Is there some documentation for the API I'm missing ?
When I click on the "Use with API" at the bottom of the demo, I get some documentation, but it's not very clear, I just get that there are some numbered functions and what their parameters are, but I'm not clear on what the functions actually are/do.
Any help would be extremely welcome.
I have another question. What I'm trying to do, is ask a model to find all faces in an image (and their position) and/or find all speech bubbles in an image (and their position) etc.
I currently do this with segment-anything and gpt4-v but it's extremely expensive, I'd really like to be able to run it locally.
You can see the technique I do now in the pictures: segment, group zones by non-overlap, and for each group, label each zone with a number, and ask gpt4-v to tell me which number is a speech bubble, which a face, which a sound effect, etc. This is pretty accurate (about 5% error rate, and going down as I improve the prompt/labelling, though most improvements I found also come at the cost of spending more tokens)
Is there a way to get the same result with Osprey ?

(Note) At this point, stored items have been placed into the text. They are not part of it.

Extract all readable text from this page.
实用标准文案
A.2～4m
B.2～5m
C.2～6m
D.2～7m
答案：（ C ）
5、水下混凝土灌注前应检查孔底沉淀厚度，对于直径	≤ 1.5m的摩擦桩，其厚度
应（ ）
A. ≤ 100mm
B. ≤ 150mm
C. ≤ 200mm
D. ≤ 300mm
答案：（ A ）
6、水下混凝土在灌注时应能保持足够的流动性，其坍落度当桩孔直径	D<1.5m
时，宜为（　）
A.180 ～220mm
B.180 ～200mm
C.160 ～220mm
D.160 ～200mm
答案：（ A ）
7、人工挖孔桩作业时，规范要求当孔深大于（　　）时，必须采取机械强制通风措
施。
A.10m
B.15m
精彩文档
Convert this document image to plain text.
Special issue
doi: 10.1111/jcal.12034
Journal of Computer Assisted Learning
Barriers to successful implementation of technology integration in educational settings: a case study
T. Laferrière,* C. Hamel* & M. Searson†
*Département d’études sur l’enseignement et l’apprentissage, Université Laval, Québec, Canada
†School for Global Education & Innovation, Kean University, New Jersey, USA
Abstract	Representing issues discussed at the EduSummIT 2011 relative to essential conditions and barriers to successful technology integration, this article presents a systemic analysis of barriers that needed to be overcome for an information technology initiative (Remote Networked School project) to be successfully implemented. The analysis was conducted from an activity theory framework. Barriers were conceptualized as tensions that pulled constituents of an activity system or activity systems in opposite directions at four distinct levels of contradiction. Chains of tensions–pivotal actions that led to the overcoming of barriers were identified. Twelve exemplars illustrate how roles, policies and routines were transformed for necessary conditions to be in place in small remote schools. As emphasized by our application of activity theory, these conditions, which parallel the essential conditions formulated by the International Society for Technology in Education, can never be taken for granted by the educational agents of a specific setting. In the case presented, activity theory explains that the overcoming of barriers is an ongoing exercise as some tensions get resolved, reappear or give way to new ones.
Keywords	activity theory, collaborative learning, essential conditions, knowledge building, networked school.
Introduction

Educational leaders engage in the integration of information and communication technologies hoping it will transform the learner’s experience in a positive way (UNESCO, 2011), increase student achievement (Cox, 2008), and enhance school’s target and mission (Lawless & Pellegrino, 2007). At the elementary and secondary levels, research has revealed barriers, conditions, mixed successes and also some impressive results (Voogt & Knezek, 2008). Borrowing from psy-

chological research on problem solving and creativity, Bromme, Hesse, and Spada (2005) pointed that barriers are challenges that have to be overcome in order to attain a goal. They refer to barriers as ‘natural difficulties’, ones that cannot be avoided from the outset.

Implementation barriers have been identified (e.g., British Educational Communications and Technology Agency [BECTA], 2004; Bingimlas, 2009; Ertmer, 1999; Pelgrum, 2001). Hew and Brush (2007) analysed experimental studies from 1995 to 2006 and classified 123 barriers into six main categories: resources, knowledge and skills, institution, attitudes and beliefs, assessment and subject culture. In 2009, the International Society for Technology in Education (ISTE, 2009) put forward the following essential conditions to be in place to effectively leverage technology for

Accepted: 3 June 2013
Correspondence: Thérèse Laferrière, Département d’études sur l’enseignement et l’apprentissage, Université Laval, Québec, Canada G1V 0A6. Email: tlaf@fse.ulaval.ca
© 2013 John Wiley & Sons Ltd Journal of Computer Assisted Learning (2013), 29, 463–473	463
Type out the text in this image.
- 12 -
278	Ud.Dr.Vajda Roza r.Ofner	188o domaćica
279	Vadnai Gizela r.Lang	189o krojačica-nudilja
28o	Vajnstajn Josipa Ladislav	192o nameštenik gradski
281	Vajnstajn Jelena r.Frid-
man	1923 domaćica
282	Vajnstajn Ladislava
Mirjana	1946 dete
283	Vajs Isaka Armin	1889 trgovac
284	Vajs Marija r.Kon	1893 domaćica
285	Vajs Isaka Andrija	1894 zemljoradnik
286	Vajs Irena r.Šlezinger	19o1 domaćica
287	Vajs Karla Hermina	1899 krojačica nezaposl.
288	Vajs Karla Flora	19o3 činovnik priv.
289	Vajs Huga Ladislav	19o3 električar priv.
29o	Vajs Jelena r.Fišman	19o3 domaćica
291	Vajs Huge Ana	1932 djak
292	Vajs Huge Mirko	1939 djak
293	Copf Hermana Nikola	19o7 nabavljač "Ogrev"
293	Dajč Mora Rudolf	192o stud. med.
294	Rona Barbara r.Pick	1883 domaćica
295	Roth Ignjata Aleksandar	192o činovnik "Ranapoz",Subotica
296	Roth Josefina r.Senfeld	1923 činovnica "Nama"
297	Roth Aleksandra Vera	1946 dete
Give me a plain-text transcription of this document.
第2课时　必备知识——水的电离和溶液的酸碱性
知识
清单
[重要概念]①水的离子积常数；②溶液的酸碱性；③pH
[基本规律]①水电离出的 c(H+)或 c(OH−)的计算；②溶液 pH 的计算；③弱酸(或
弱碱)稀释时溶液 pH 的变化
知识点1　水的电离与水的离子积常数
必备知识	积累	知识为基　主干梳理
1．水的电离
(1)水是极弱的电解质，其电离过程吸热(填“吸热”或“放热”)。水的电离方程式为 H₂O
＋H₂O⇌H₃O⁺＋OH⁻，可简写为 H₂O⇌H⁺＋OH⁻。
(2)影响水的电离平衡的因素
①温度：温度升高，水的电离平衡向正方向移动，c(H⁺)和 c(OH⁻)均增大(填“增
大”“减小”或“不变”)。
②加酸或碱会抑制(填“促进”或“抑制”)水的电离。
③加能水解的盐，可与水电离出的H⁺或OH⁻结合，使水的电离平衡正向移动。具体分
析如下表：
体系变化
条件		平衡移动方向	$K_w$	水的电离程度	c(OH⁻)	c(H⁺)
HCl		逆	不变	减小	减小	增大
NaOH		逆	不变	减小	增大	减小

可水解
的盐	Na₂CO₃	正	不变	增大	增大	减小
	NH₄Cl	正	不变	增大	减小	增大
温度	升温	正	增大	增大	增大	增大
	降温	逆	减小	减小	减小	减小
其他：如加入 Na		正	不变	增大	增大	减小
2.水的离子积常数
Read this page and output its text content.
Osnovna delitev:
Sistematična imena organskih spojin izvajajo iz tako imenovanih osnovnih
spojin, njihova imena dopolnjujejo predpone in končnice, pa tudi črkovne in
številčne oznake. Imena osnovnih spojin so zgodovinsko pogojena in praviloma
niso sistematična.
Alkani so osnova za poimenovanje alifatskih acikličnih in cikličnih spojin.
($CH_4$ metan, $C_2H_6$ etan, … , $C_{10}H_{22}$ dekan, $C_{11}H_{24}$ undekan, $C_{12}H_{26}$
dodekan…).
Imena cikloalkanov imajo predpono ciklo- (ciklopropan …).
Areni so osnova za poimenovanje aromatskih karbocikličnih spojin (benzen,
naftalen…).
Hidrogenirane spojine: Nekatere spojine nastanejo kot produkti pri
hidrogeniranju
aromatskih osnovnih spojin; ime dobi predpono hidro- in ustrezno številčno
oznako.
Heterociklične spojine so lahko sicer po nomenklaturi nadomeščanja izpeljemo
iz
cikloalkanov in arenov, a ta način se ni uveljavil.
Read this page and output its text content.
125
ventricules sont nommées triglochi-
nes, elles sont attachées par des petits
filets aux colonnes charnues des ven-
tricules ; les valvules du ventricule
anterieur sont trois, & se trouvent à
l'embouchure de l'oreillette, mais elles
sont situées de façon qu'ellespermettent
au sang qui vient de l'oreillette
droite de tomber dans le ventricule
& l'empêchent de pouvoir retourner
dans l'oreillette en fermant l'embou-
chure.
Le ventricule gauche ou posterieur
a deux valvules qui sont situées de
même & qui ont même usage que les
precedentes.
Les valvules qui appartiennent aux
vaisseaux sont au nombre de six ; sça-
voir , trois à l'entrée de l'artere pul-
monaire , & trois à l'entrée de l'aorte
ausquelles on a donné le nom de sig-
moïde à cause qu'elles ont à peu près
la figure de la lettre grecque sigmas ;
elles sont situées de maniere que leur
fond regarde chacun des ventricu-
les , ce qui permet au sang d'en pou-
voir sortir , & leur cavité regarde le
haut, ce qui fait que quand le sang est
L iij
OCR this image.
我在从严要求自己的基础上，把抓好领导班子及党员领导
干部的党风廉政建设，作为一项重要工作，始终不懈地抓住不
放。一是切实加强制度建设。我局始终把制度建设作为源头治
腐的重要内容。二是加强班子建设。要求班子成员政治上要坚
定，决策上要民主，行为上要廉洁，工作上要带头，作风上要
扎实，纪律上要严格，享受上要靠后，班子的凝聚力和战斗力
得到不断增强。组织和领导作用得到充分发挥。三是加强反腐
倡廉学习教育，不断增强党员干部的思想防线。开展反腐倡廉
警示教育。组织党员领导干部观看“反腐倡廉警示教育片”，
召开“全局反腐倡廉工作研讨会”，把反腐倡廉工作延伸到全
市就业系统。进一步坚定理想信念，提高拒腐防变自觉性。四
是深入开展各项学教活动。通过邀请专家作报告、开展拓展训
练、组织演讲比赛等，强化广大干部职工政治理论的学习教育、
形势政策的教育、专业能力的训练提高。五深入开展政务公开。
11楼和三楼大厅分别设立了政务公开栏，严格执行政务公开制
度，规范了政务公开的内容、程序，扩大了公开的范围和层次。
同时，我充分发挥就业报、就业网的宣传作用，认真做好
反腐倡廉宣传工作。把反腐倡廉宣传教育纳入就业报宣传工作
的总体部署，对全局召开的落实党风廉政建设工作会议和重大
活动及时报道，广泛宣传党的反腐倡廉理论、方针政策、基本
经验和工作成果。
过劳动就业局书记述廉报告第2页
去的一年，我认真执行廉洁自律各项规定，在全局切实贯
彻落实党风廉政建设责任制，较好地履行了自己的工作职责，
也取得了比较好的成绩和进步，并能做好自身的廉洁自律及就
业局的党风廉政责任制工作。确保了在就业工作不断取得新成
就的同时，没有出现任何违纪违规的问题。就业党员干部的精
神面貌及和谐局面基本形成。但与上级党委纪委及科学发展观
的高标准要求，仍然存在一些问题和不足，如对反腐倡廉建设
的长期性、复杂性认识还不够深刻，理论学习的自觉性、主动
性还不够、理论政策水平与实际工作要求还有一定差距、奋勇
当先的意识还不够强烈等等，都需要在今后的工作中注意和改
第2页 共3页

Thank you so much in advance.
@arthurwolf For alternaltive way with Osprey, I suggest a practical approach. Start by using SAM to segment everything. Then, for each mask, ask Osprey, is it a speech bubble? Is it a face? However, the effectiveness of this method may not be optimal.
Thanks for the feedback, that's what I'll try out when I get the api/demo working, to see how well it works or not. and it if works well enough I'll work on a local deploy.